/Blog_gnn_naics

Exploring categorical features with various encodings and models

Primary LanguageJupyter NotebookGNU General Public License v2.0GPL-2.0

Blog_gnn_naics

A project exploring categorical feature encodings/embeddings, especially with graph neural networks techniques.

Table data is in the top level in the "tables.xlsx" document.

Code is at the top level; notebooks would run in order.
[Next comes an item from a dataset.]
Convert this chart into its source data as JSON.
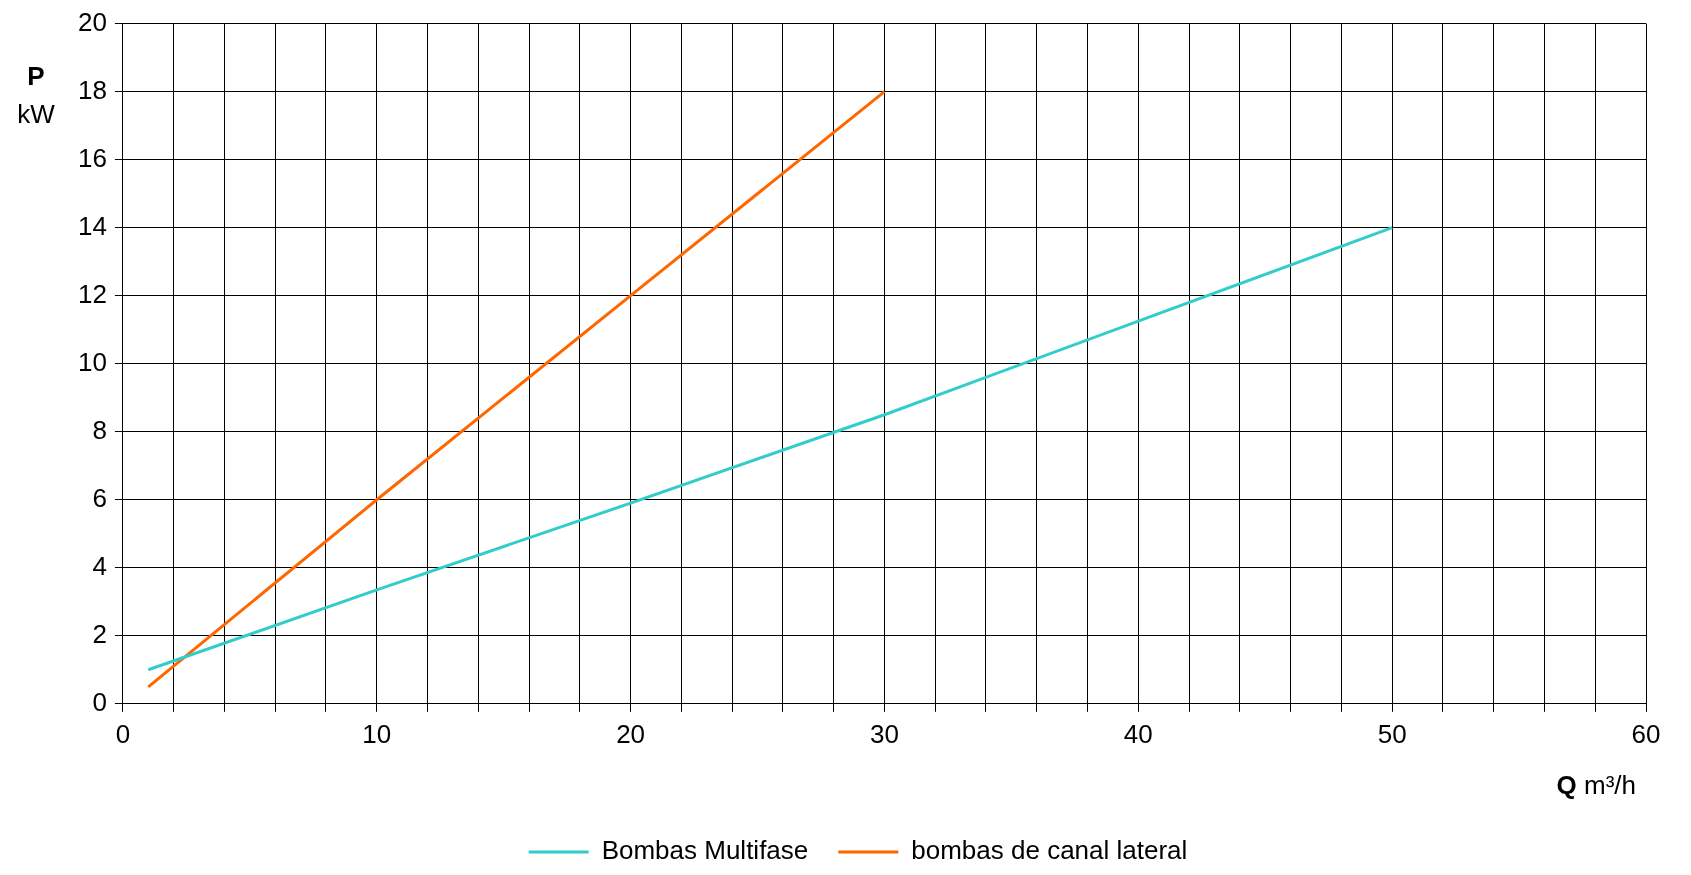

Metrics are collected and summarized in 80_perf_summary.ipynb.

Running Code

First, download the SBA Loans Dataset from Kaggle.

Then, change setup.py

  • Make input_path point to the SBA Loans dataset on your system
  • temp_path should point to a writeable directory on your system

See the subdirectory A_target_count_encoding

Hardware and GPUs

Everything runs on my home hardware (Mac Book Air). GNN methods use Stellargraph, which requires certain Python versions; I use 3.8.18.

Stellargraph uses keras/tensorflow. Here are some relevant package versions

  • keras 2.15.0
  • networkx 3.1
  • tensorflow 2.15.0
  • tensorflow-macos 2.15.0 (mac users only)
  • tensorflow-metal 1.1.0 (mac users only)
  • xgboost 1.7.5

The full pip list output is also in the top level of this repository.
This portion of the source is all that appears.